I had a problem at work recently where a record was getting updated, and no one knew where or what was updating the record. Our team discussed the best way to try to figure out what was happening. The situation was if a record would be updated to active and within a ten-minute window, the record would be set back to inactive. The system allows ad-hoc statements to run against and since it was to only a certain table, I suggested we set up a SQL Audit to track UPDATEs to the table. The code for this is fairly simple, but since most of my colleagues don’t have exposure to SQL Audit, I figured a blog post would benefit others.
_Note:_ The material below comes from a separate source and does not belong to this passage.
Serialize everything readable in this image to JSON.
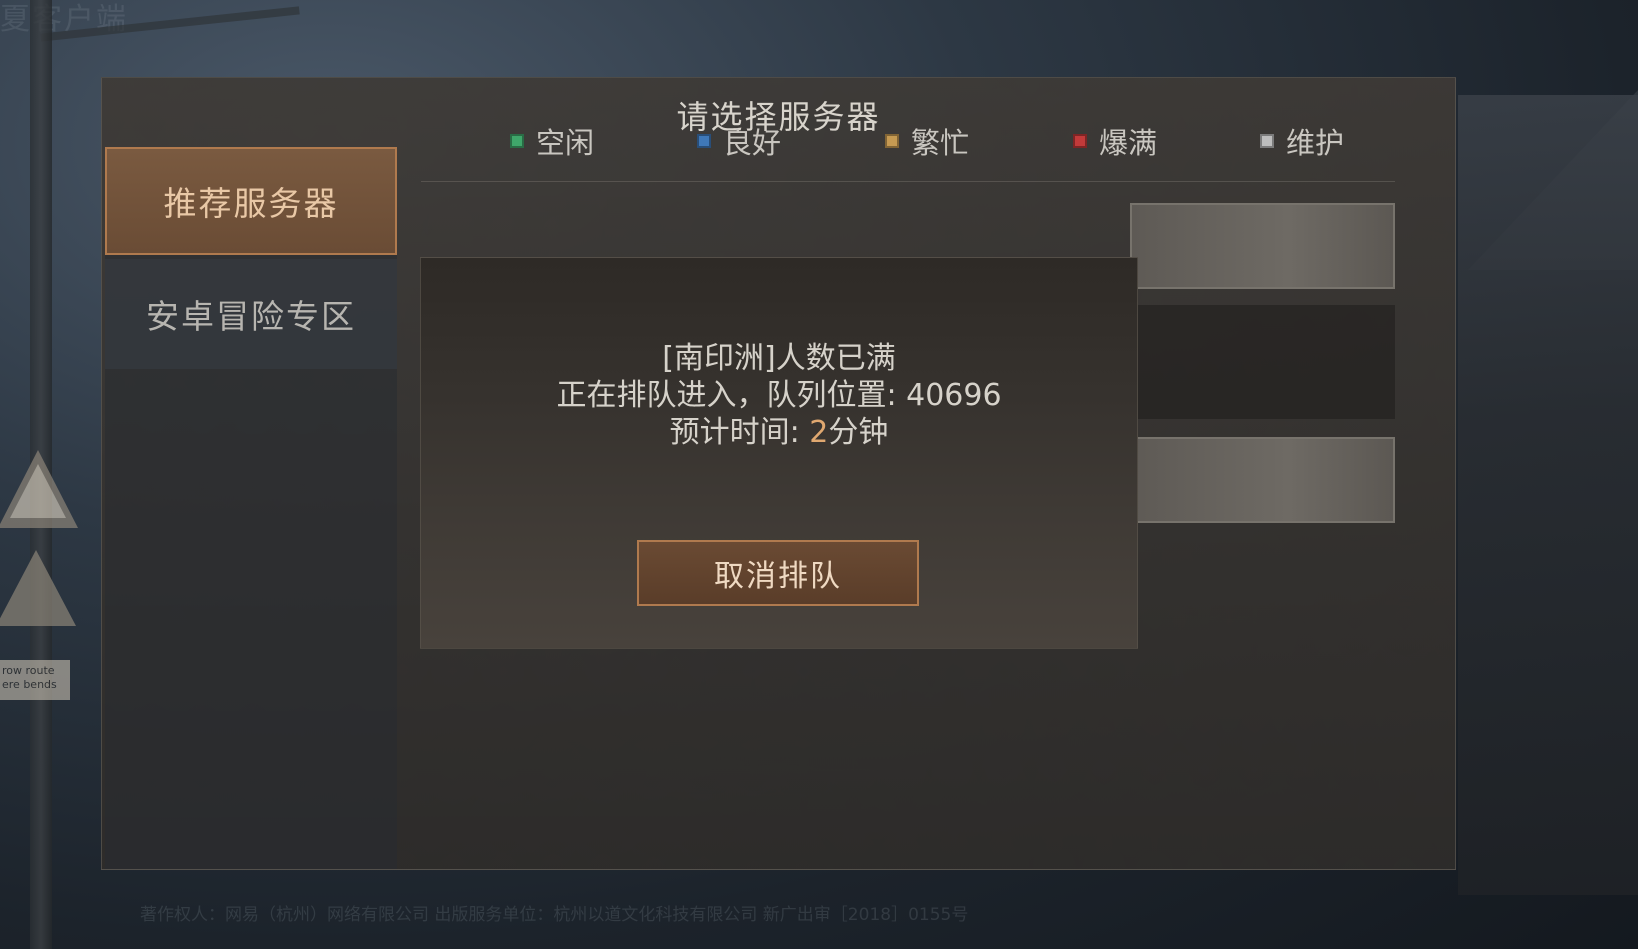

So, in this case, we are creating a Server SQL Audit that will write to D:\SQL Audit, so make sure that path exists. Then a Database Server Audit Specification to track any UPDATEs that happen to the table. Now, keep in mind I choose the method over running a server-side Trace or Extended Events because I knew it would capture everything without me having to worry about setting up anything else put these commands. An important part of this is where I specify “public”. That tells the audit to capture anybody that is updating the table. If you want to look for a certain user or even maybe someone part of a role, you could specify that instead.
Click through for the auditing script. I wish this type of information were a lot easier to get, especially for longer-term audits. I end up creating metadata columns (created/modified user, created/modified date) but that gives limited information and requires all calling code play along.